Bliskość z Panem Bogiem
Chcąc
zasłużyć sobie na szczególną bliskość z Panem Bogiem, a
zwłaszcza z cierpiącym Chrystusem, musimy w sposób jak najbardziej
praktyczny udowodnić (potwierdzić) swoje bezwarunkowe oddanie.
Święta Faustyna pisze, że Pan Bóg o tyle nas uzna i przyjmie do
Siebie, o ile będzie widział w nas podobieństwo do Swego Syna, a
ten mówi: „Kto chce mieć udział w Mojej Chwale, musi mieć
też udział w Mojej Męce”.
Nie należy
bynajmniej niepokoić się tymi słowami, gdyż są różne drogi
prowadzące do Pana Boga, a w tym cyklu artykułów opisujemy drogę
najbardziej zaawansowaną, gdzie to doświadczenie jest największe.

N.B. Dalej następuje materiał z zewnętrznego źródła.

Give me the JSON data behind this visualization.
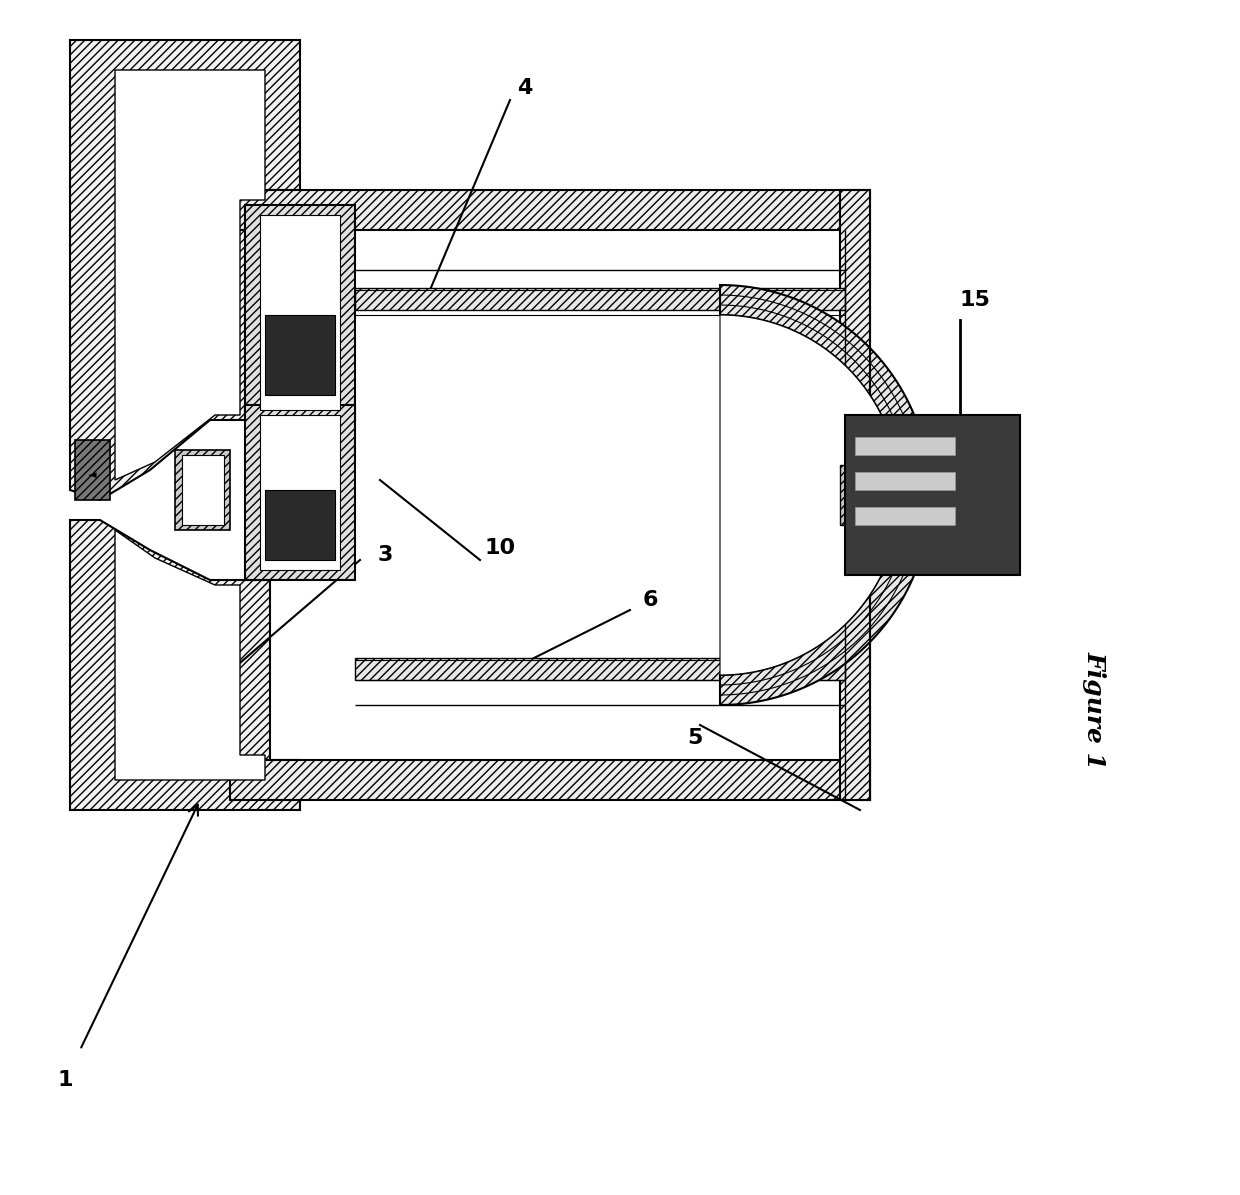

Są duże doświadczenia, ale także są duże łaski. Zwykły
człowiek nie jest w stanie przecież czynić cudów, ale osoba,
którą Pan Bóg powołał na tę drogę już tak. Wiele przeszła na
tej drodze, chcąc udowodnić swoje oddanie, ale dzięki temu zyskała
życzliwość Boga. Jak pisze wspomniana już św. Faustyna: „Kto
posiądzie serce Jezusa, temu niczego On nie odmawia”, nawet
rzeczy niemożliwych, cudów...
Przypomina mi
się przypadek młodej, niewidomej dziewczyny, która od urodzenia
nie widziała z braku źrenic w gałkach ocznych. Nie przeszkodziło
to jednak Ojcu Pio wyprosić u Boga zdolność widzenia dla niej,
chociaż w dalszym ciągu nie miała źrenic, a więc fizycznie nie
mogła widzieć. Taką łaskę uzyskuje się tylko przez całkowite
oddanie Bogu i bezgraniczną ufność w jego Miłosierdzie.
Bezgraniczne oddanie
Wiele osób
codziennie wyznaje Bogu miłość i swe oddanie, ale gdy przychodzi
czas próby, okazuje się, że były to tylko puste słowa. Szybko o
Bogu zapominają albo wręcz zaczynają Go nienawidzić. Dlatego
tych, których Pan Bóg chce szczególnie wywyższyć, sprawdza
wielokrotnie, czy „dają Mu czyste złoto...” w postaci swego
bezgranicznego i niezachwianego oddania.
Należy w tym
miejscu zaznaczyć, że Pan Bóg doświadcza także oczywiście
zwykłych ludzi, ale w o wiele mniejszej skali. Jak mówi Pan Jezus:
„Wasz krzyż jest skrojony na miarę waszych możliwości”, choć
trzeba także powiedzieć, że czasami to cierpienie jest dane po
same brzegi naszej wytrzymałości, tak że jeszcze jedna kropelka, a
już by się przelało. Warto ten czas wytrwać przy Bogu, bo po
takiej próbie otrzymujemy wyjątkowe łaski od Pana Boga, choć myli
się ten, kto ma na myśli wygranie w totolotka lub coś podobnego.
Ten przyziemny świat niewiele znaczy dla Pana Boga, dlatego też
Jego główne działania i oczekiwania skupiają się na sferze
duchowej i to w niej najwięcej otrzymamy, co pośrednio wpłynie
także na nasze życie przyziemne, bo Pan Bóg będzie nam pomagał i
wychodził naprzeciw naszym przyziemnym oczekiwaniom.